How can we design to persuade users to undertake actions that will also benefit our business? Neil and I analysed a simple interaction between a user and a brand, fragmenting it into three macro steps:
In each stage, we identified examples of how designers can achieve their goals by applying principles from persuasive design instead of using dark patterns. In this post, I will focus on the second step: looking at the touchpoint where a customer is encouraged to convert. For some products, conversion means getting customers to buy, or to buy more than originally planned.
To achieve this goal, some brands use a dark pattern called sneak into basket: when a user is online shopping, an extra item is added to their basket. If users do not spot this product, they will end up paying for something they never purposely agreed to buy.

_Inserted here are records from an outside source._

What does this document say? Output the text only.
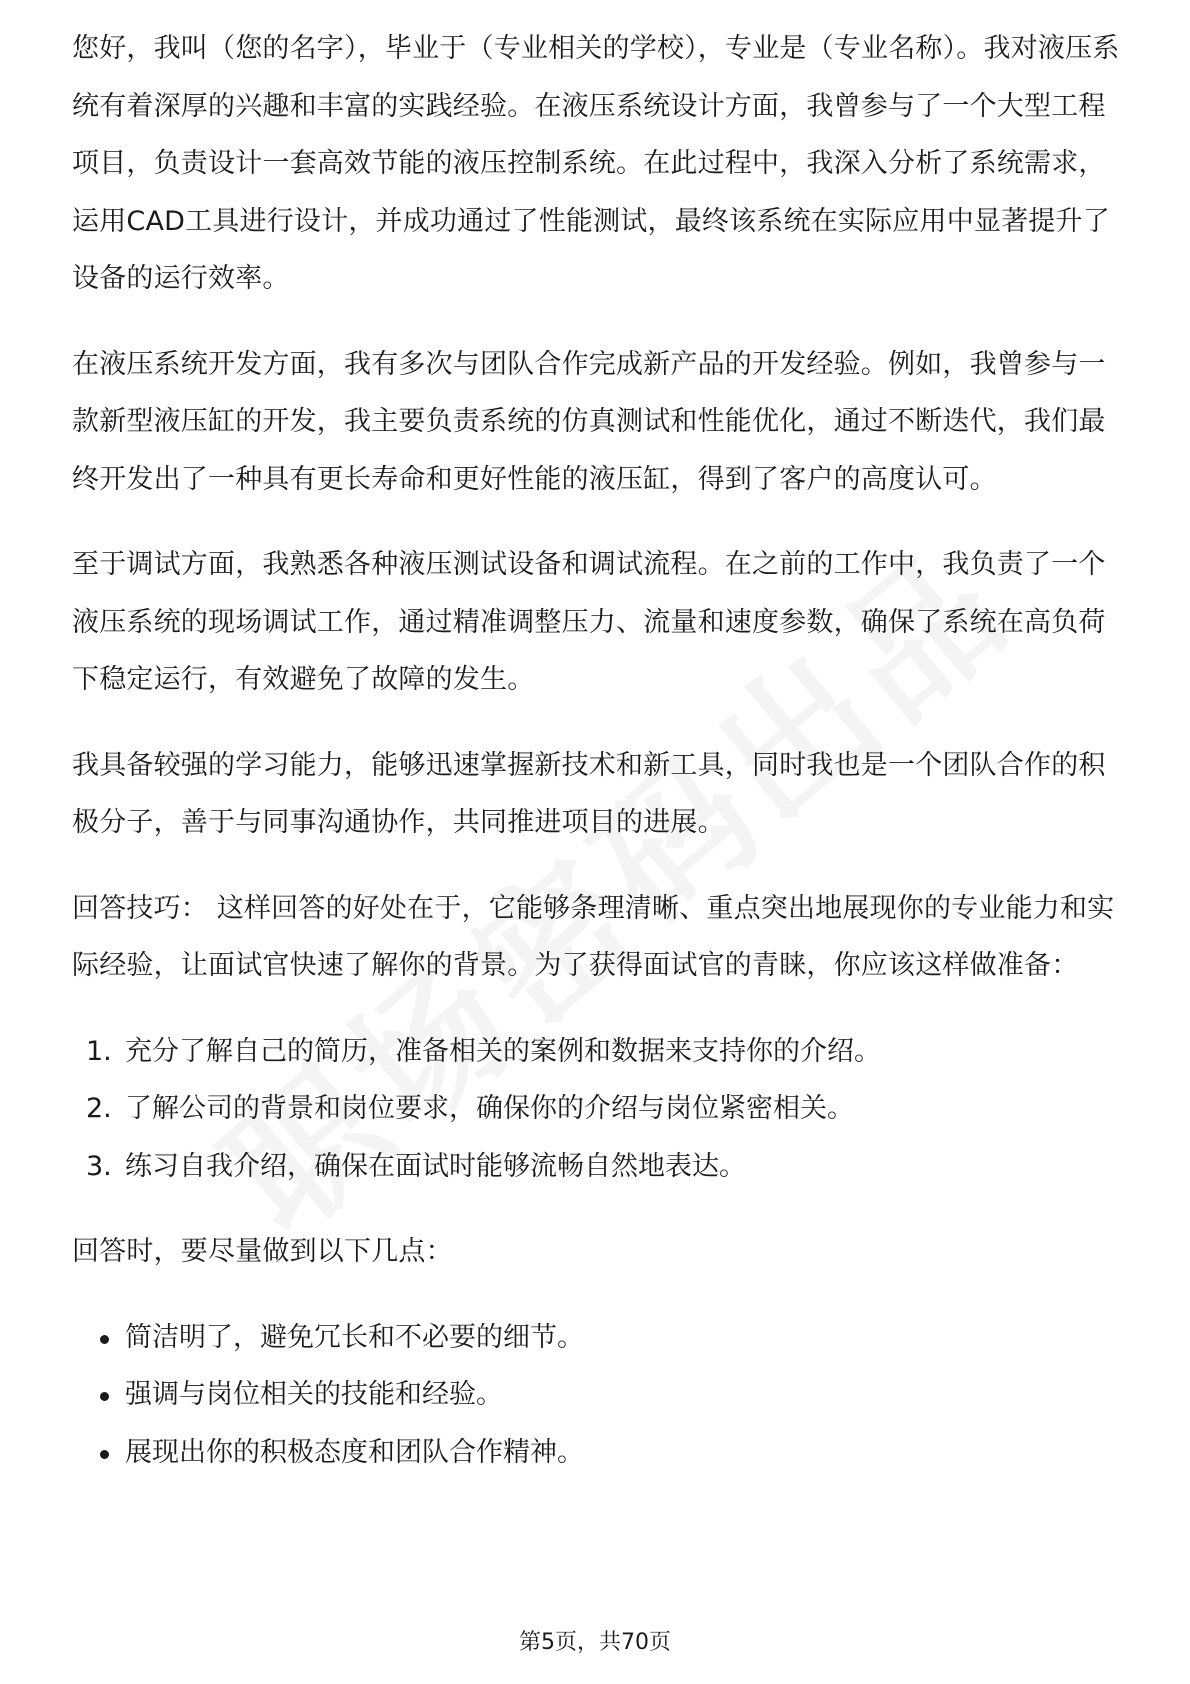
您好，我叫（您的名字），毕业于（专业相关的学校），专业是（专业名称）。我对液压系统有着深厚的兴趣和丰富的实践经验。在液压系统设计方面，我曾参与了一个大型工程项目，负责设计一套高效节能的液压控制系统。在此过程中，我深入分析了系统需求，运用CAD工具进行设计，并成功通过了性能测试，最终该系统在实际应用中显著提升了设备的运行效率。

在液压系统开发方面，我有多次与团队合作完成新产品的开发经验。例如，我曾参与一款新型液压缸的开发，我主要负责系统的仿真测试和性能优化，通过不断迭代，我们最终开发出了一种具有更长寿命和更好性能的液压缸，得到了客户的高度认可。

至于调试方面，我熟悉各种液压测试设备和调试流程。在之前的工作中，我负责了一个液压系统的现场调试工作，通过精准调整压力、流量和速度参数，确保了系统在高负荷下稳定运行，有效避免了故障的发生。

我具备较强的学习能力，能够迅速掌握新技术和新工具，同时我也是一个团队合作的积极分子，善于与同事沟通协作，共同推进项目的进展。

回答技巧： 这样回答的好处在于，它能够条理清晰、重点突出地展现你的专业能力和实际经验，让面试官快速了解你的背景。为了获得面试官的青睐，你应该这样做准备：

1. 充分了解自己的简历，准备相关的案例和数据来支持你的介绍。
2. 了解公司的背景和岗位要求，确保你的介绍与岗位紧密相关。
3. 练习自我介绍，确保在面试时能够流畅自然地表达。

回答时，要尽量做到以下几点：

简洁明了，避免冗长和不必要的细节。
强调与岗位相关的技能和经验。
展现出你的积极态度和团队合作精神。
第5页，共70页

However, other interfaces follow a more ethical approach derived from persuasive design. Some effective examples are:
Dark patterns seem to be very lucrative for brands, so why should we stop using them?
Aside from ethical reasons, dark patterns can cause your business economical damage – some big brands such as LinkedIn and Ryanair had to pay hefty fines for their practice – and they can have a negative impact on your brand reputation. Although these tricky interfaces appear to be a beneficial short cut to your goals, you need to think carefully about the long-term consequences before adopting them.
SXSWi 2016 was a greenhouse of inspiration - it’s been an honour to speak there and hear from a very clever and interested audience. From tips on A/B testing and the future of virtual reality and augmented reality, to fast food and the mission to go on Mars, there were plenty of topics to get your creative gears clicking.